By CIOReview | Friday, December 11, 2015

MORRISTOWN, NJ: To become compliant with North American Electric Reliability Corporation (NERC) Critical Infrastructure Protection (CIP) Standard Version 5 is not an easy task, because of the complexity of establishing compliance requirements and the Operational Technology (OT)/Information Technology (IT) issues. Also, it is difficult to understand the particular roles and required actions for compliance with V5, reports Richard Jones for intelligent utility.

However, Tufin, provider of Security Policy Orchestration solutions, has managed to address the network security compliance needs of NERC CIP V5 with its Tufin Orchestration Suite. The new Tufin’s Suite, which was launched in mid-October, will become mandatory for NERC CIP V5 from April 1, 2016.

NERC CIP V5 is a set of sophisticated requirements that demand cyber security tools to achieve inflexible compliance objectives for complex power grid networks.

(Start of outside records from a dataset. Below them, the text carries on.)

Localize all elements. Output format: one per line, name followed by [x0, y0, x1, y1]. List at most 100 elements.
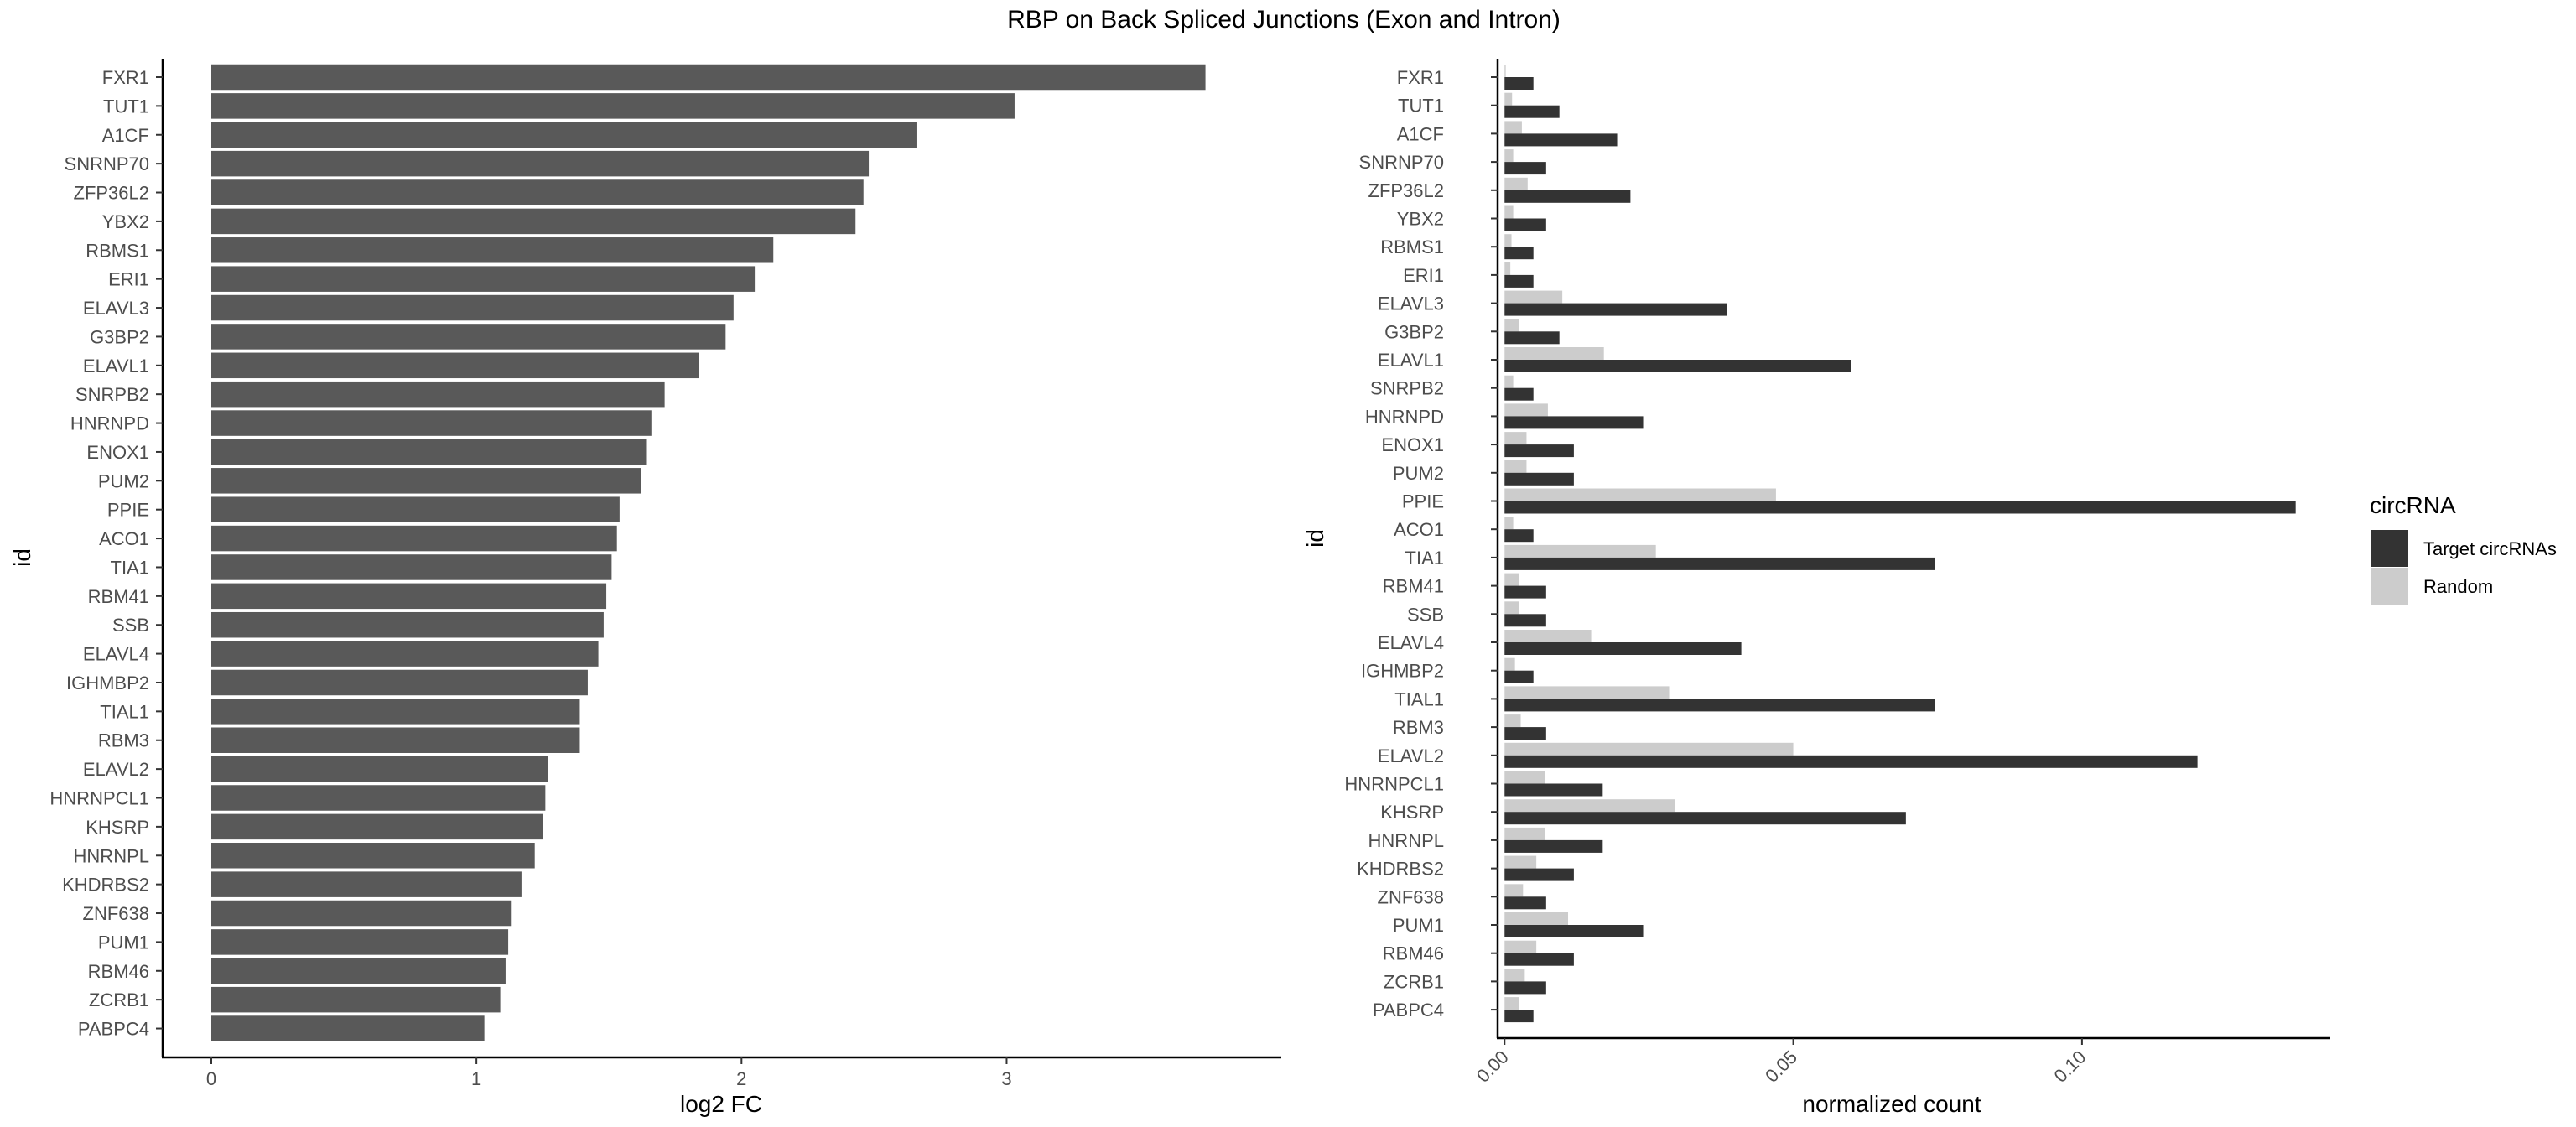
left-y-tick-label: IGHMBP2	[66, 673, 149, 693]
left-y-tick-label: ELAVL1	[83, 356, 149, 377]
left-y-tick-label: YBX2	[102, 211, 149, 232]
right-bar-target	[1504, 133, 1618, 147]
left-bar	[211, 986, 501, 1013]
right-bar-target	[1504, 472, 1574, 486]
right-x-ticks: 0.00 0.05 0.10	[1472, 1038, 2090, 1087]
right-bar-target	[1504, 444, 1574, 458]
left-y-tick-label: ELAVL2	[83, 759, 149, 780]
right-y-tick-label: RBM46	[1383, 943, 1444, 964]
left-bar	[211, 843, 535, 869]
right-bar-random	[1504, 884, 1524, 897]
left-y-tick-labels: FXR1 TUT1 A1CF SNRNP70 ZFP36L2 YBX2 RBMS1 ERI1 E…	[49, 67, 163, 1040]
right-bar-target	[1504, 755, 2198, 768]
left-bar	[211, 611, 604, 638]
right-bar-random	[1504, 205, 1514, 219]
left-y-tick-label: ELAVL4	[83, 644, 149, 665]
left-bar	[211, 410, 652, 436]
left-y-tick-label: ACO1	[99, 528, 149, 549]
left-bar	[211, 64, 1206, 91]
right-bar-random	[1504, 460, 1527, 473]
left-bar	[211, 266, 756, 292]
left-bar	[211, 468, 641, 494]
right-bar-target	[1504, 218, 1546, 231]
right-y-tick-label: TIA1	[1405, 548, 1444, 569]
left-y-tick-label: ERI1	[108, 269, 149, 290]
right-bar-random	[1504, 403, 1548, 417]
left-y-tick-label: SNRPB2	[75, 384, 149, 405]
left-y-tick-label: HNRNPCL1	[49, 788, 149, 809]
right-bar-target	[1504, 699, 1935, 712]
left-y-tick-label: KHSRP	[86, 817, 149, 838]
right-y-tick-label: SNRPB2	[1370, 378, 1444, 399]
right-bars	[1504, 65, 2296, 1023]
left-chart: FXR1 TUT1 A1CF SNRNP70 ZFP36L2 YBX2 RBMS1 ERI1 E…	[9, 59, 1281, 1117]
left-bar	[211, 583, 607, 610]
left-x-axis-title: log2 FC	[680, 1091, 762, 1117]
right-y-tick-label: RBM3	[1393, 717, 1444, 738]
left-y-tick-label: PUM2	[98, 470, 149, 491]
right-bar-target	[1504, 331, 1560, 345]
right-bar-random	[1504, 92, 1513, 106]
left-bar	[211, 669, 588, 696]
right-bar-target	[1504, 162, 1546, 175]
right-bar-random	[1504, 601, 1519, 615]
right-y-tick-label: TIAL1	[1394, 688, 1444, 709]
left-bar	[211, 439, 647, 465]
right-bar-target	[1504, 274, 1534, 288]
right-bar-random	[1504, 290, 1563, 304]
right-y-tick-label: ERI1	[1403, 265, 1444, 286]
right-bar-random	[1504, 799, 1675, 813]
legend-swatch-random	[2371, 568, 2408, 605]
left-y-tick-label: RBM46	[88, 961, 149, 982]
right-bar-random	[1504, 714, 1521, 728]
left-bar	[211, 381, 665, 408]
left-bar	[211, 294, 734, 321]
left-bar	[211, 641, 599, 667]
left-bar	[211, 93, 1015, 119]
figure-title: RBP on Back Spliced Junctions (Exon and …	[1007, 6, 1561, 34]
right-bar-random	[1504, 969, 1525, 982]
right-y-tick-label: SNRNP70	[1359, 152, 1444, 173]
right-y-tick-label: ZFP36L2	[1368, 180, 1445, 201]
right-bar-target	[1504, 247, 1534, 260]
right-y-tick-label: ELAVL2	[1378, 745, 1444, 766]
left-x-tick-label: 0	[206, 1068, 216, 1089]
right-y-tick-label: ACO1	[1394, 519, 1444, 540]
left-y-tick-label: HNRNPL	[74, 845, 149, 866]
right-x-tick-label: 0.00	[1472, 1046, 1513, 1087]
right-bar-random	[1504, 375, 1514, 388]
right-bar-target	[1504, 783, 1603, 797]
left-bar	[211, 179, 864, 205]
legend-title: circRNA	[2370, 492, 2456, 518]
right-x-axis-title: normalized count	[1802, 1091, 1981, 1117]
left-bar	[211, 554, 612, 580]
right-bar-target	[1504, 868, 1574, 881]
left-bar	[211, 208, 856, 235]
right-y-tick-label: ELAVL3	[1378, 293, 1444, 314]
right-bar-random	[1504, 262, 1511, 275]
right-bar-target	[1504, 614, 1546, 627]
left-x-tick-label: 1	[471, 1068, 481, 1089]
right-bar-random	[1504, 686, 1670, 699]
right-bar-target	[1504, 953, 1574, 966]
right-y-tick-label: TUT1	[1398, 96, 1444, 117]
left-y-tick-label: RBM3	[98, 730, 149, 751]
right-bar-target	[1504, 727, 1546, 740]
legend: circRNA Target circRNAs Random	[2370, 492, 2557, 605]
right-y-tick-label: YBX2	[1397, 209, 1444, 230]
left-bar	[211, 496, 620, 522]
right-y-tick-label: A1CF	[1397, 123, 1444, 144]
right-y-tick-label: PPIE	[1402, 491, 1444, 512]
right-bar-random	[1504, 912, 1569, 925]
left-y-tick-label: SNRNP70	[65, 153, 149, 174]
right-y-tick-label: RBMS1	[1380, 236, 1444, 257]
right-x-tick-label: 0.05	[1761, 1046, 1801, 1087]
right-bar-target	[1504, 812, 1906, 825]
right-bar-target	[1504, 501, 2296, 514]
right-bar-target	[1504, 585, 1546, 599]
right-bar-target	[1504, 839, 1603, 853]
left-bar	[211, 699, 580, 724]
left-bar	[211, 150, 870, 177]
left-bar	[211, 929, 509, 955]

“According to a recent University of Cambridge report, a cyber-attack on the North American power grid ‘could cause between $243 billion to more than $1 trillion in economic damage.’ Tufin not only understands the necessity of NERC CIP V5, but also the pain points that our customers in this industry face when transitioning to and implementing these new cyber security standards. The Tufin Orchestration Suite meets this critical need for network security, automation and continuous compliance by providing the essential tools for a smooth transition to and compliance with NERC CIP V5,” says Reuven Harrison, CTO of Tufin.  

The Tufin Orchestration Suite enables Bulk Electric System (BES) covered units that is fully network compliant with NERC CIP. It delivers visibility and central management of all organizational security policies via a single platform that eases the alignment of Cyber Assets, BES Cyber Systems and Impact Ratings; Application-driven automation and network security change management; and Continuous compliance in physical, virtual and hybrid environments.

In addition, it empowers power companies by providing Enhanced security change process with built-in documentation, auditing and reporting, as well as holding to internal and external regulatory compliances; Rule base clean-up, reporting, auditing and provisioning applied to not only serve day-to-day network management, but also help adhere to NERC CIP compliance. The Orchestration Suite also saves money with network security change management and reduces implementation time and the probability of human error.